I don’t see how Dave’s hack can scale much further before someone questions the right to download an enclosure if the content creator does not expressly allow the transfer. Flickr will change in ways similar to the YouTube re-engineering after the big media companies objected.
The re-use of AP photos will also likely be questioned if the issue is still open. Does Dave have the right to provide these images from static.flickrfan.org?
NOTE: The most recent image being offered is from 1/2/08… 1594.jpg
Maybe the AP feed is being “deprecated”. Maybe not.
That’s my point, though. Flickr offers images for download via RSS enclosure. Putting your images on Flickr is an expression that you are okay with your images being used in that way.
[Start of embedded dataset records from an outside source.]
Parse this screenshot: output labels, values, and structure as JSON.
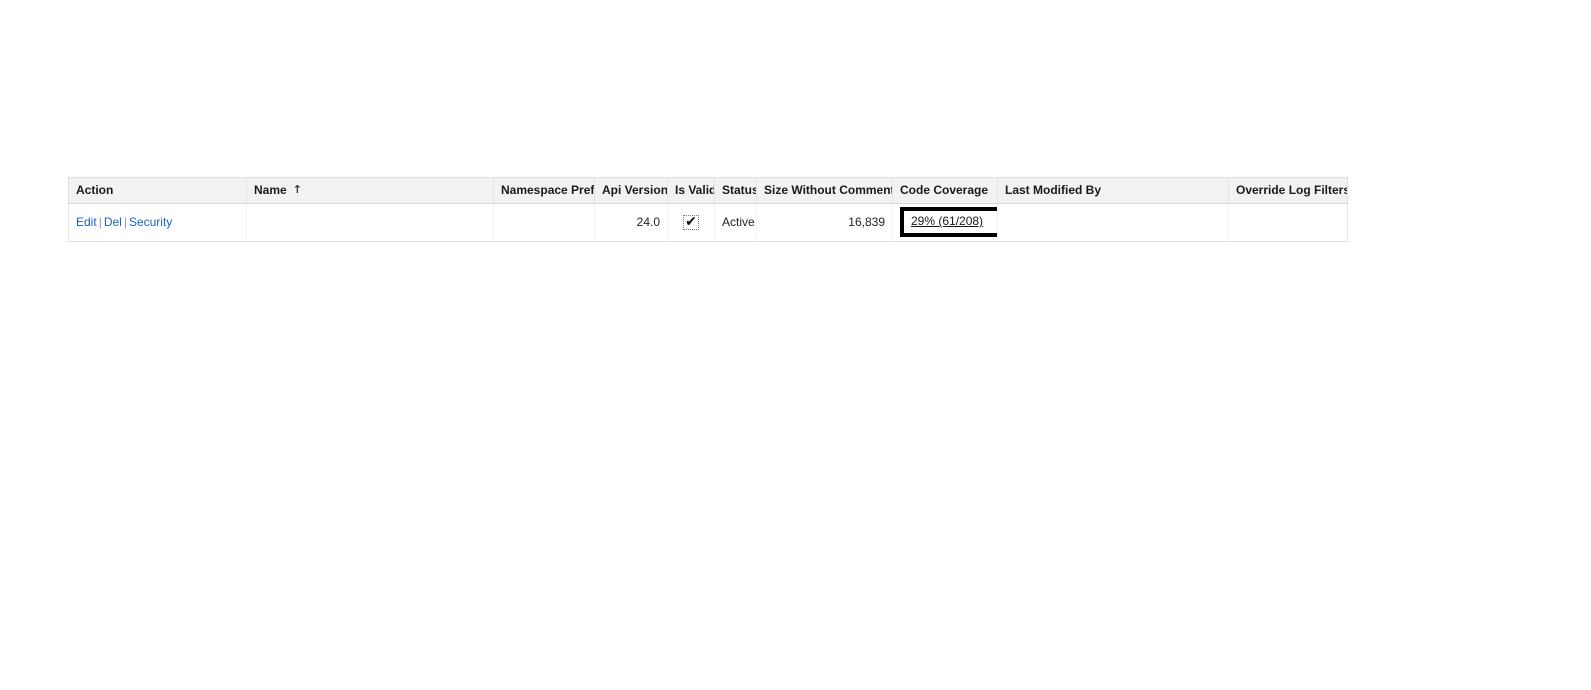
{
  "table": {
    "name": "apex-classes-list",
    "columns": [
      {
        "key": "action",
        "label": "Action",
        "align": "left",
        "sorted": false
      },
      {
        "key": "name",
        "label": "Name",
        "align": "left",
        "sorted": true,
        "sort_direction": "ascending",
        "sort_icon": "sort-ascending-arrow",
        "sort_glyph": "↑"
      },
      {
        "key": "namespace",
        "label": "Namespace Prefix",
        "align": "right",
        "sorted": false
      },
      {
        "key": "api",
        "label": "Api Version",
        "align": "right",
        "sorted": false
      },
      {
        "key": "valid",
        "label": "Is Valid",
        "align": "center",
        "sorted": false
      },
      {
        "key": "status",
        "label": "Status",
        "align": "left",
        "sorted": false
      },
      {
        "key": "size",
        "label": "Size Without Comments",
        "align": "right",
        "sorted": false
      },
      {
        "key": "coverage",
        "label": "Code Coverage",
        "align": "left",
        "sorted": false
      },
      {
        "key": "lastmod",
        "label": "Last Modified By",
        "align": "left",
        "sorted": false
      },
      {
        "key": "override",
        "label": "Override Log Filters",
        "align": "left",
        "sorted": false
      }
    ],
    "rows": [
      {
        "actions": [
          {
            "label": "Edit",
            "name": "edit-link"
          },
          {
            "label": "Del",
            "name": "delete-link"
          },
          {
            "label": "Security",
            "name": "security-link"
          }
        ],
        "action_separator": "|",
        "name": "",
        "namespace_prefix": "",
        "api_version": "24.0",
        "is_valid": true,
        "is_valid_icon": "checkmark-icon",
        "is_valid_glyph": "✔",
        "status": "Active",
        "size_without_comments": "16,839",
        "code_coverage": "29% (61/208)",
        "code_coverage_focused": true,
        "last_modified_by": "",
        "override_log_filters": ""
      }
    ]
  },
  "colors": {
    "link": "#1863c6",
    "header_background": "#f2f2f2",
    "border": "#e0e0e0",
    "focus_outline": "#000000",
    "text": "#222222"
  }
}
If someone doesn’t like it, they can either change flickr or stop using the service. They cannot have their cake and eat it too.
As for the feed being deprecated, I’d guess that maybe Dave bought a certain number of images (or a certain span of time) and he’s waiting before he tosses more money into it to see if he’s getting enough attention-bang for his buck.
There hasn’t been a new AP photo since 1/2. 1594.jpg is the latest image. I wonder if they shut his feed down. He’s not distributing “news” at this point. Just a library of cached images on Amazon’s S3 service.
Maybe the rss.xml file will get updated with new files. Maybe not. No word on Dave’s blog about the situation or on the FlickrFan user site.
I think you may have bragging rights to a news “scoop” at some point. No one else is asking the question or investigating.
Does this mean Dave is irrelevant or too fightening for reporters (or even bloggers) to question?
I think he’s irrelevant… you can get huge increases in traffic by questioning him and there are a lot of bloggers that would want that.
1 week and no new AP photos. Dave will likely serve up the batch he has until AP asks him to stop. Maybe they are OK with old photos being served.
The RSS feed contains this text:
“Medium-resolution photos kindly provided by the Associated Press, and engineered by Scripting News, to help us develop a new way to stay current in an entertaining way.”
“(c) copyright 2007 Associated Press and Scripting News”
So, much for staying current. Dave’s moving forward to download videos I think. Seesmic (Loic Le Meur’s start-up) is adding enclosures to their RSS user feeds.
Any file type is fair game for an aggregator of content.